My Ami Buggy tasarımcısı Samuel Pericles yani aracın konseptine ilişkin bir takım açıklamalarda bulundu. Söz konusu açıklamalar şöyle, ”My Ami Buggy otomobil olmayan Ami projesine uygun bir konsept. Gündelik hayatı kolaylaştıran havalı bir ürün olmasını sağladık. Eğlence ile işlevselliği, ergonomi ve estetik unsurları çok iyi şekilde harmanladık. Örneğin akıllı telefon tutucu için birçok ölümsüz tarıma hayat veren tasarımcılardan ilham aldık. My Ami Buggy Concept’in ikonik ve çağdaş endüstriyel nesnelerin ruhuna uygun olarak işlevsel ve basit olması gerekiyordu, bunu başardık.”
Söz konusu kişiselleştirilmiş tasarımı ile ön plana çıkan araçta birçok detay bulunuyor. Bu detayların bir kısmından sizlere de bahsedeceğiz. Söz konusu detaylar, ikonik çift şerit tasarımı, , jant kapakları, ön paneller, yan aynaların arkası ve depolama alanları olmak üzere iç ve dış tasarımı ile birçok farklı noktası ile göze çarpıyor.
Yarış arabalarına atıf yaparcasına sürücü koltuğunda pilot yolcu koltuğunda da copilot ibaresi yer alıyor. Minik diye kabul edilebilecek bir ölçüde tasarlanan araç şirin bir görünüme sahip. Aracın yolcu ve sürücü koltuklarında konforu sağlamak amacıyla 700 mm kalınlığında köpük minderlerden faydalanılmış. Araç küçük olarak tasarlanmış olsa da depolama alanları itibari ile pratik ve taşınabilir özelliklere sahip olması aracın kullanışlı yönünü ortaya çıkarıyor.
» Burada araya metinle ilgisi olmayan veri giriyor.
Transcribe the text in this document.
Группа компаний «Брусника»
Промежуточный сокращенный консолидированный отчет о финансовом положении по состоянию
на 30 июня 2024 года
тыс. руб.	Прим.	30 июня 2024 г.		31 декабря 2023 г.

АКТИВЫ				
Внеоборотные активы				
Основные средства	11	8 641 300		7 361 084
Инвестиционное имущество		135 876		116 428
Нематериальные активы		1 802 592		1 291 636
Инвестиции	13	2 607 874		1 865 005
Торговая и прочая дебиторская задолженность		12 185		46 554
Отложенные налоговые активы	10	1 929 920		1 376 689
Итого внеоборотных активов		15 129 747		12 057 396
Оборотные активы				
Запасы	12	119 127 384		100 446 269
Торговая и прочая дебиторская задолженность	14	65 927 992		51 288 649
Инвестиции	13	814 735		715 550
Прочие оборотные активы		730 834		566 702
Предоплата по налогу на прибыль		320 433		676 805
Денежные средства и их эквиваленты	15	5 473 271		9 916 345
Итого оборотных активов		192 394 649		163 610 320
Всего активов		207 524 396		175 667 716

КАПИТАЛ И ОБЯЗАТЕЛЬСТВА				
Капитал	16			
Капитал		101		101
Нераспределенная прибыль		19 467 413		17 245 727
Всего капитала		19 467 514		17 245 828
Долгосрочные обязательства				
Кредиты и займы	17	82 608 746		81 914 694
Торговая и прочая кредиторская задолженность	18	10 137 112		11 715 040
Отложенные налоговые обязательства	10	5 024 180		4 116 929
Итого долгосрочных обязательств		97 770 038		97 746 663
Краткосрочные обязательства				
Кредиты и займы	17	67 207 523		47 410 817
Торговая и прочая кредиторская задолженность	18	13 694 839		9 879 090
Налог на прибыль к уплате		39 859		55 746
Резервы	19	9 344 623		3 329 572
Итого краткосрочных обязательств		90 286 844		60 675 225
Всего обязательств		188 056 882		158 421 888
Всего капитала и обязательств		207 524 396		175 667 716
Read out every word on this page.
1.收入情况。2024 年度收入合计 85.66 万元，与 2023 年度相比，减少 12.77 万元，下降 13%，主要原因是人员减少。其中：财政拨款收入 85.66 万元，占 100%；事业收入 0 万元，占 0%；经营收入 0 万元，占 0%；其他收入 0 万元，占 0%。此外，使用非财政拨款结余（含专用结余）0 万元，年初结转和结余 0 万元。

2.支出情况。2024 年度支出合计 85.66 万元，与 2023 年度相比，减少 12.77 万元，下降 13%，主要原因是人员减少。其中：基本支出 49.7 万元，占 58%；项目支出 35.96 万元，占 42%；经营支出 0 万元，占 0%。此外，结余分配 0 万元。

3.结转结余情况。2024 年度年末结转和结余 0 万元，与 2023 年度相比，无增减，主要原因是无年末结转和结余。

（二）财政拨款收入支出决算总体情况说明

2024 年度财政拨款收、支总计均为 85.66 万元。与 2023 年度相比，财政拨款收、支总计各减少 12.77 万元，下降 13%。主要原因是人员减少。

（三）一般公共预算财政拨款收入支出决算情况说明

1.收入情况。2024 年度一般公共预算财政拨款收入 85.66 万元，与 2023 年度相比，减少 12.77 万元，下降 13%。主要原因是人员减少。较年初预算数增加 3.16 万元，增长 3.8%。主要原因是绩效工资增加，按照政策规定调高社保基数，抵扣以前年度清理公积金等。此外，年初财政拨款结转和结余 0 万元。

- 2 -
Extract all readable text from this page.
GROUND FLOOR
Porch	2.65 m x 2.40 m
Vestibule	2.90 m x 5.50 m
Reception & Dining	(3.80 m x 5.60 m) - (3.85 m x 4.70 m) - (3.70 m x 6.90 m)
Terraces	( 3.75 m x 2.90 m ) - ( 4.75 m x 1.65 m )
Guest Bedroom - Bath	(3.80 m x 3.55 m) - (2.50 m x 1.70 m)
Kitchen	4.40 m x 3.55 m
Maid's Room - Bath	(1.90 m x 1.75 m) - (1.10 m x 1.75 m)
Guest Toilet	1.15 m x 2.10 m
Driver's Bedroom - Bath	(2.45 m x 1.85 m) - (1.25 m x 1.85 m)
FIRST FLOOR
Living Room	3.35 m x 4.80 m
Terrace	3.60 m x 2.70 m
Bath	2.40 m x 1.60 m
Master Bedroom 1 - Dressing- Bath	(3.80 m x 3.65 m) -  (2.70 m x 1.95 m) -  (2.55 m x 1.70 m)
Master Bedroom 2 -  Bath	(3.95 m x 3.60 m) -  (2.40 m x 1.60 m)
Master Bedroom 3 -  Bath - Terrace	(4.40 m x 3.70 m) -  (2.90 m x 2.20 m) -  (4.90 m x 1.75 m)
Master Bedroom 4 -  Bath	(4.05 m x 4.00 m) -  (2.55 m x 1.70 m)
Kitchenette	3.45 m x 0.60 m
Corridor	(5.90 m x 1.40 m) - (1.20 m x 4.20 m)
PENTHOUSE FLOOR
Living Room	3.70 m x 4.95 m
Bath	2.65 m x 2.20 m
Araçta ayrıca ön taraflarda saklama alanlarının bulunması farklı bir işlevsellik katarak aracın cazibesini arttırıyor. Araç gündelik ihtiyaçları karşılayacak şekilde tasarlandığı için yüksek performans göstermesi zaten beklenmiyordu. Kullanıcılarına keyifli bir sürüş gerçekleştirme imkanı sunan araç ayrıca şirin ve doğa dostu yapısı ile de öne çıkıyor. Acelesi olmayanların ve hayata eğlence gözü ile bakanların daha çok tercih edecek gibi durduğu aracın Türkiye otomobil piyasasına satışının şimdilik olmaması ise üzücü bir durum.